Huynh Kim Tuoc, managing director of the Saigon Innovation Hub's (SiHub) Start-up Support Centre under the HCM City Department of Science and Technology, speaks at the event. (Photo: VNA)
Tuoc said that at a recent workshop in Ho Chi Minh City on promoting the establishment of technology transfer offices (TTOs) in universities, which was co-organised by SiHub, Australia's University of Technology Sydney (UTS) and Singapore's leading incubator fund Expara.
The workshop attracted a large number of domestic and foreign experts, and representatives of universities in the southern provinces and cities to exchange, discuss and assess the current situation, advantages, difficulties and challenges as well as propose effective models and solutions that bring practical benefits from the establishment of technology transfer offices at universities.
Over the past 50 years, Vietnam has focused its resources on training and research, but has not developed commercialisation of research and inventions.
SiHub now has about 300,000 technology research projects at universities nationwide and a network of 100,000 technology firms based around the world, Tuoc said.
“The commercialisation of the universities’ inventions and products in the country is expected to be developed in the future”, he said.
The centre focuses on promoting the development of existing potential in technology development at universities, he said.
It is choosing universities to consult, build processes and organise apparatus to establish technology transfer in order to commercialise research and invention that bring economic value.
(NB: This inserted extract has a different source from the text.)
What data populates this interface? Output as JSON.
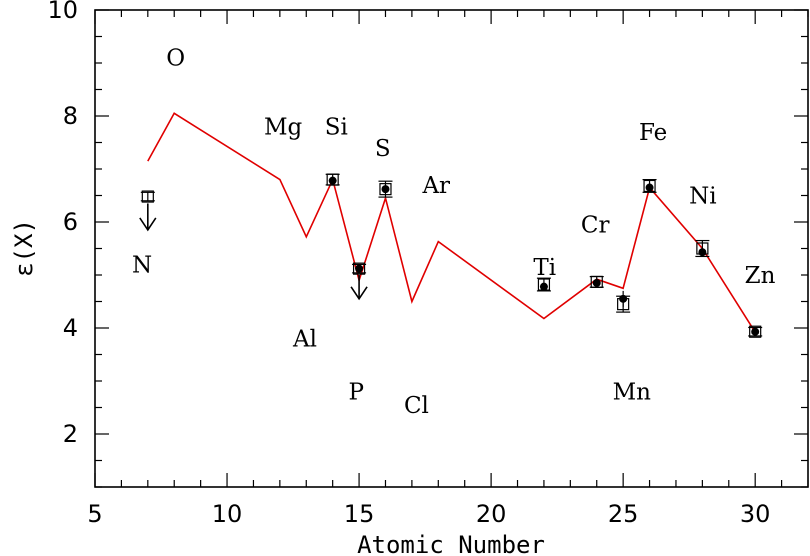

Douglas Abrams, founder and CEO of Expara, said Vietnam has great potential for high quality human resources and entrepreneurial spirit that can make significant contributions to the country's technology development.
Intellectual assets from universities and research institutes are the foundation to support start-ups, he said.
“The role of universities is to connect potential ideas, build strong teams, and interact with businesses to successfully conduct commercialisation,” he said.
Nguyen Diep from UTS said the university’s technology transfer model is being deployed to many partners.
“The number of inventions of universities in Vietnam is still very low compared to universities in Thailand and Singapore, but they have a lot of potential,” he said.
Experts pointed out many challenges of technology transfer and commercialisation such as the science and technology ecosystem does not have a clear orientation, with low connectivity and interaction.
They agreed that local universities need to be more active in participating in technology transfer activities, promote both quantity and quality of inventions, and build a technology transfer ecosystem with the participation of businesses.
It also needs to enhance the legal framework, develop technical and financial infrastructure, and promote creativity and innovation capacity, capacity in management and investment in universities, they said.
Many successful models of commercialising university research were introduced at the workshop, such as TTO of TNG Holdings Vietnam and the Saigon High-Tech Park's High-tech Business Incubation Centre.
On this occasion, SiHub, UTS, Expara and universities in the southern region signed cooperation agreements to promote technology transfer activities in the following years./.